Marrero was small at 5 feet 8 inches, and he was nearly 39 years old when he joined the Washington Senators in 1950 after a star career in Cuba.

He pitched five seasons in the big leagues, and with his windmill delivery, he won 39 games and lost 40, a mediocre record that can be partly to blame on the Senators' weak lineup. In 1951, Marrero was an all-star at age 40, and he remains one of the oldest players ever to be selected.

But the highlight of his life came a few years earlier in Havana, when Marrero got to meet a visiting baseball idol he remembers as "Baby Ruth."

"I stuck my hand out and shook [Babe] Ruth's hand and that's when I felt like I had made it. We were standing by the outfield fence. That's when I really became a ballplayer," he says.

Marrero went home to the island when his big league career ended and he stayed, even after Fidel Castro's 1959 revolution sent many of Marrero's relatives fleeing.

He coached players in the Cuban leagues well into his 80s. A few years ago he finally gave up cigar smoking, but he still likes to keep an unlit one in his mouth. His formula for longevity also includes wine and large amounts of Cuban coffee, according to his grandson.

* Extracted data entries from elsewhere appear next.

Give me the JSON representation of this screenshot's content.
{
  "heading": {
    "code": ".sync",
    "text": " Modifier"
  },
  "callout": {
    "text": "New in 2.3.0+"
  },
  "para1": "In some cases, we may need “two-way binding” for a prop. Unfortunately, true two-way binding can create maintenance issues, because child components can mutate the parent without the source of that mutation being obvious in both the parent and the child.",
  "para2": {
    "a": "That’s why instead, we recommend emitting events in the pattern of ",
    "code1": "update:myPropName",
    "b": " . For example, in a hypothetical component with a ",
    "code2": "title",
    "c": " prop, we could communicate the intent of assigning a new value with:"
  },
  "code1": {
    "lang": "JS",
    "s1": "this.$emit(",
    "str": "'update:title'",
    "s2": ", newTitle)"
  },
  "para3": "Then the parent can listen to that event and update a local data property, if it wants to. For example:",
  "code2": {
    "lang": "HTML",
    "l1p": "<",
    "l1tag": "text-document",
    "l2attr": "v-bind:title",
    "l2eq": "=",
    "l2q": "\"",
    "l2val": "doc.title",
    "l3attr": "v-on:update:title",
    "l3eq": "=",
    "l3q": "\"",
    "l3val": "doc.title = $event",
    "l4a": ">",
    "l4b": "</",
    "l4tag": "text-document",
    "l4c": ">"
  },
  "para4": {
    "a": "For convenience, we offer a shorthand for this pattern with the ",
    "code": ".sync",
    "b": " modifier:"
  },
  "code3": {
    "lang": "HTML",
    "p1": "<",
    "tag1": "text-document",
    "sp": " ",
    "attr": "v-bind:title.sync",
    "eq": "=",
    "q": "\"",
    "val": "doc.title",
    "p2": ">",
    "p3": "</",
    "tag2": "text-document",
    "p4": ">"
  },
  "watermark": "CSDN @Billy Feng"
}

No Regrets About Return Home

If Marrero is mostly forgotten in the U.S., he's still known to fans in Cuba.

Angel Garcia is one of them. He is among the men who meet in a designated spot in Havana's Central Park to argue about baseball with anyone who happens to be there, sort of a pickup place for casual shouting and trash-talking about the island's national pastime.

Wearing a Chicago White Sox cap, Garcia says Marrero isn't thought of as one of Cuba's all-time best players, but living to be 100 has added to his legacy.

"To do what he did at age 39 is what makes him great, especially playing for a basement-dwelling team like Washington," Garcia says. "By the time he got to the big leagues, he was already an old man."

Those five seasons in Washington didn't make a lot of money for Marrero, and he never received a pension from Major League Baseball.

A new assistance program from the baseball players union has made him eligible for a $10,000 annual payment. The money has been held up by the U.S. trade embargo against Cuba. But his grandson said the issue is finally being resolved.

Marrero, meanwhile, wishes the U.S. and Cuba could interact as they did back when he was a young man.

"I'm Cuban, and I came back to my homeland, to the place I was born," he says. "I wish our countries could be united again, just like the way they used to be."

Marrero describes living to 100 as if it were some kind of accident that has taken him by surprise. He still listens to Cuban baseball games on the radio every night, and if you put a ball in his hand, he proudly shows off his grip for a curveball.

"I'm ready to pitch again," he says, "but I don't have a catcher."